The present thesis focuses on combining two novel approaches that are becoming more and more important nowadays, namely deep learning and multi-view learning. After the work of Geoffrey Hinton and Ruslan Salakhutdinov of 2006, Deep Learning (DL) became increasingly important to the point of being a key part in various systems for different disciplines. The main fields are Automatic Speech Recognition (ASR) and Visual Recognition (VR). Different typologies of network were used to reach the state-of-the- art. For instance, the Convolutional Neural Networks (CNN) is the best performing architecture for VR tasks. On the other hand, nowadays, we have different sources to gather data and information for a tasks of our interest. These new techniques are called Multi-View Learning (MVL). The goal is to increase the performance and improve the results by exploiting the agreement and complementary information between different sources. However, sometimes it is too expensive to collect data from different sources or simply, we do not have them. It is possible that there is not enough information or there is access only to one view. To avoid this problem, different techniques were developed in order to extract multiple views from one single view. This research combines DL with MVL techniques based on the following intuition. Usually, in a Deep Neural Network (DNN) we use only the “features” of the last layer to make a prediction ignoring all the features that we can extract from the previous hidden layers. The underlying idea of this thesis is to treat each layer as a different view of the original object and combine them to improve the performance of the classic DNN.

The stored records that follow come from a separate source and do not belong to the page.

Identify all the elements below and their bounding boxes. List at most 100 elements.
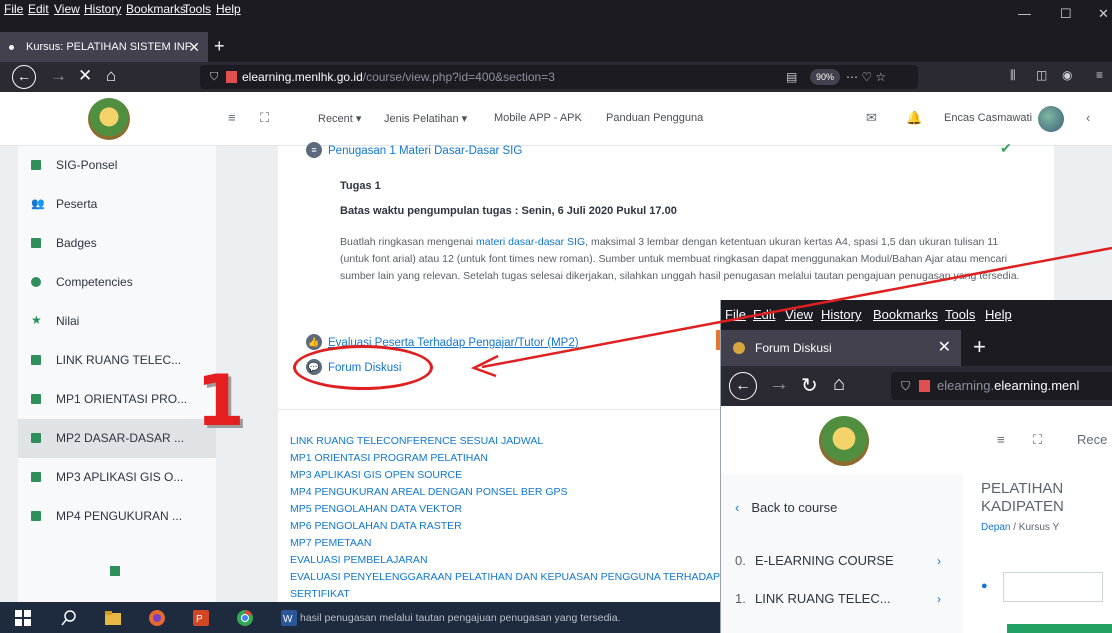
hamburger-icon[interactable]: ≡	[228, 110, 236, 125]
menu-tools[interactable]: Tools	[183, 2, 211, 16]
sidebar-item-mp4[interactable]: MP4 PENGUKURAN ...	[18, 497, 216, 536]
word-icon[interactable]: W	[280, 609, 298, 627]
shield-icon[interactable]: ⛉	[210, 65, 218, 89]
help-icon[interactable]: ●	[981, 580, 988, 592]
sidebar-item-mp3[interactable]: MP3 APLIKASI GIS O...	[18, 458, 216, 497]
menu-edit[interactable]: Edit	[28, 2, 49, 16]
address-bar[interactable]: ⛉ elearning.elearning.menl	[891, 372, 1112, 400]
menu-bookmarks[interactable]: Bookmarks	[126, 2, 186, 16]
mail-icon[interactable]: ✉	[866, 110, 877, 126]
home-icon[interactable]: ⌂	[106, 66, 116, 86]
completion-check-icon[interactable]: ✔	[1000, 140, 1012, 157]
page-actions-icon[interactable]: ⋯ ♡ ☆	[846, 65, 886, 89]
back-to-course-link[interactable]: ‹ Back to course	[735, 500, 837, 515]
address-bar[interactable]: ⛉ elearning.menlhk.go.id/course/view.php…	[200, 65, 918, 89]
sidebar-item-competencies[interactable]: Competencies	[18, 263, 216, 302]
chrome-icon[interactable]	[236, 609, 254, 627]
minimize-button[interactable]: —	[1018, 6, 1031, 21]
section-link[interactable]: EVALUASI PEMBELAJARAN	[290, 554, 428, 566]
section-link[interactable]: MP3 APLIKASI GIS OPEN SOURCE	[290, 469, 462, 481]
sidebar-item-sig-ponsel[interactable]: SIG-Ponsel	[18, 146, 216, 185]
fullscreen-icon[interactable]: ⛶	[1033, 432, 1042, 448]
account-icon[interactable]: ◉	[1062, 68, 1072, 82]
nav-jenis-pelatihan[interactable]: Jenis Pelatihan ▾	[384, 112, 467, 125]
bell-icon[interactable]: 🔔	[906, 110, 922, 126]
sidebar-item-mp2[interactable]: MP2 DASAR-DASAR ...	[18, 419, 216, 458]
breadcrumb-home-link[interactable]: Depan	[981, 522, 1010, 533]
section-link[interactable]: MP7 PEMETAAN	[290, 537, 372, 549]
shield-icon[interactable]: ⛉	[901, 372, 910, 400]
materi-link[interactable]: materi dasar-dasar SIG	[476, 236, 585, 248]
file-explorer-icon[interactable]	[104, 609, 122, 627]
fullscreen-icon[interactable]: ⛶	[260, 110, 269, 126]
menu-file[interactable]: File	[725, 307, 746, 322]
menu-icon[interactable]: ≡	[1096, 68, 1103, 82]
user-name[interactable]: Encas Casmawati	[944, 112, 1032, 124]
menu-edit[interactable]: Edit	[753, 307, 775, 322]
close-tab-icon[interactable]: ✕	[188, 32, 200, 62]
section-link[interactable]: MP4 PENGUKURAN AREAL DENGAN PONSEL BER G…	[290, 486, 568, 498]
new-tab-button[interactable]: +	[214, 36, 225, 57]
section-link[interactable]: LINK RUANG TELECONFERENCE SESUAI JADWAL	[290, 435, 543, 447]
section-link[interactable]: MP6 PENGOLAHAN DATA RASTER	[290, 520, 462, 532]
forward-icon[interactable]: →	[50, 66, 67, 86]
section-link[interactable]: EVALUASI PENYELENGGARAAN PELATIHAN DAN K…	[290, 571, 720, 583]
close-window-button[interactable]: ✕	[1098, 6, 1109, 22]
site-logo[interactable]	[819, 416, 869, 466]
hamburger-icon[interactable]: ≡	[997, 432, 1005, 447]
close-tab-icon[interactable]: ✕	[938, 330, 951, 366]
chevron-left-icon[interactable]: ‹	[1086, 110, 1090, 125]
menu-view[interactable]: View	[54, 2, 80, 16]
sidebar-item-badges[interactable]: Badges	[18, 224, 216, 263]
sidebar-item-peserta[interactable]: 👥 Peserta	[18, 185, 216, 224]
sidebar-toggle-icon[interactable]: ◫	[1036, 68, 1047, 82]
menu-help[interactable]: Help	[985, 307, 1012, 322]
powerpoint-icon[interactable]: P	[192, 609, 210, 627]
search-icon[interactable]	[60, 609, 78, 627]
windows-start-icon[interactable]	[14, 609, 32, 627]
tab-forum[interactable]: Forum Diskusi ✕	[721, 330, 961, 366]
lock-icon[interactable]	[226, 71, 237, 83]
zoom-level[interactable]: 90%	[810, 69, 841, 85]
sidebar-item-section-1[interactable]: 1. LINK RUANG TELEC... ›	[721, 580, 963, 618]
menu-view[interactable]: View	[785, 307, 813, 322]
firefox-icon[interactable]	[148, 609, 166, 627]
nav-recent[interactable]: Recent ▾	[318, 112, 361, 125]
section-link[interactable]: MP1 ORIENTASI PROGRAM PELATIHAN	[290, 452, 488, 464]
avatar[interactable]	[1038, 106, 1064, 132]
menu-history[interactable]: History	[84, 2, 121, 16]
library-icon[interactable]: ⫼	[1010, 68, 1016, 83]
breadcrumb-course[interactable]: / Kursus Y	[1010, 522, 1059, 533]
lock-icon[interactable]	[919, 380, 930, 392]
back-icon[interactable]: ←	[12, 65, 36, 89]
site-logo[interactable]	[88, 98, 130, 140]
course-title-line: PELATIHAN	[981, 480, 1064, 497]
menu-file[interactable]: File	[4, 2, 23, 16]
section-link[interactable]: MP5 PENGOLAHAN DATA VEKTOR	[290, 503, 462, 515]
nav-recent[interactable]: Rece	[1077, 432, 1107, 447]
menu-help[interactable]: Help	[216, 2, 241, 16]
section-link[interactable]: SERTIFIKAT	[290, 588, 350, 600]
reload-icon[interactable]: ↻	[801, 373, 818, 398]
home-icon[interactable]	[110, 566, 120, 576]
menu-history[interactable]: History	[821, 307, 861, 322]
sidebar-item-mp1[interactable]: MP1 ORIENTASI PRO...	[18, 380, 216, 419]
sidebar-item-link-ruang[interactable]: LINK RUANG TELEC...	[18, 341, 216, 380]
nav-panduan[interactable]: Panduan Pengguna	[606, 112, 703, 124]
nav-mobile-app[interactable]: Mobile APP - APK	[494, 112, 582, 124]
home-icon[interactable]: ⌂	[833, 373, 845, 396]
search-input[interactable]	[1003, 572, 1103, 602]
maximize-button[interactable]: ☐	[1060, 6, 1072, 22]
tab-course[interactable]: Kursus: PELATIHAN SISTEM INF ✕	[0, 32, 208, 62]
assignment-link[interactable]: Penugasan 1 Materi Dasar-Dasar SIG	[328, 145, 522, 157]
sidebar-item-nilai[interactable]: ★ Nilai	[18, 302, 216, 341]
stop-icon[interactable]: ✕	[78, 66, 92, 86]
back-icon[interactable]: ←	[729, 372, 757, 400]
sidebar-item-section-0[interactable]: 0. E-LEARNING COURSE ›	[721, 542, 963, 580]
reader-view-icon[interactable]: ▤	[786, 65, 797, 89]
menu-bookmarks[interactable]: Bookmarks	[873, 307, 938, 322]
menu-tools[interactable]: Tools	[945, 307, 975, 322]
new-tab-button[interactable]: +	[973, 334, 986, 360]
green-button[interactable]	[1007, 624, 1112, 633]
forward-icon[interactable]: →	[769, 373, 789, 396]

L’obiettivo della presente tesi si concentra sul combinare due nuovi approcci che oggigiorno stanno diventando sempre più importanti, cioè deep learning e multi-view learning. Dopo il lavoro Geoffrey Hinton e Ruslan Salakhutdinov del 2006 , Deep Learning (DL) è diventato sempre più importante fino al punto di diventare una parte chiave in differenti sistemi per varie discipline. I campi principali sono Automatic Speech Recognition (ASR) e Visual Recognition (VR). Differenti tipologie di reti sono state utilizzate, e alcune di loro hanno raggiunto lo stato dell’arte. Per esempio, le Convolutional Neural Networks (CNN) sono le architetture più performanti per i compiti che riguardano il riconoscimento di immagini. D’altro canto, oggigiorno, abbiamo a disposizioni diverse fonti dalle quali prendere dati e informazioni per svolgere le predizioni che a noi interessano. Nasce così il Multi-View Learning (MVL) con l’obiettivo di incrementare le performance e migliorare i risultati sfruttando le informazioni concordi e complementari tra le diverse sorgenti. Comunque, ogni tanto è troppo costoso collezionare dati da sorgenti diverse o semplicemente non abbiamo a disposizione così tante “viste”. È possibile che non abbiamo abbastanza informazioni o che abbiamo accesso solamente a una sorgente. Per evitare questo problema, diverse tecniche sono state adoperate con l’obiettivo di estrarre “multiple views” da una sola vista. Questa ricerca combina DL con le tecniche di MVL basandosi sulla seguente intuizione. Solitamente, in una Deep Neural Network (DNN) noi usiamo solamente le “features” dell’ultimo livello per fare la predizione ignorando tutte le features che abbiamo estratto dai precedenti livelli nascosti. L’idea di sottofondo di questa tesi è di trattare ogni livello della rete come una vista diversa dell’oggetto originale e combinarle con l’obiettivo di incrementare le performance delle classiche DNN.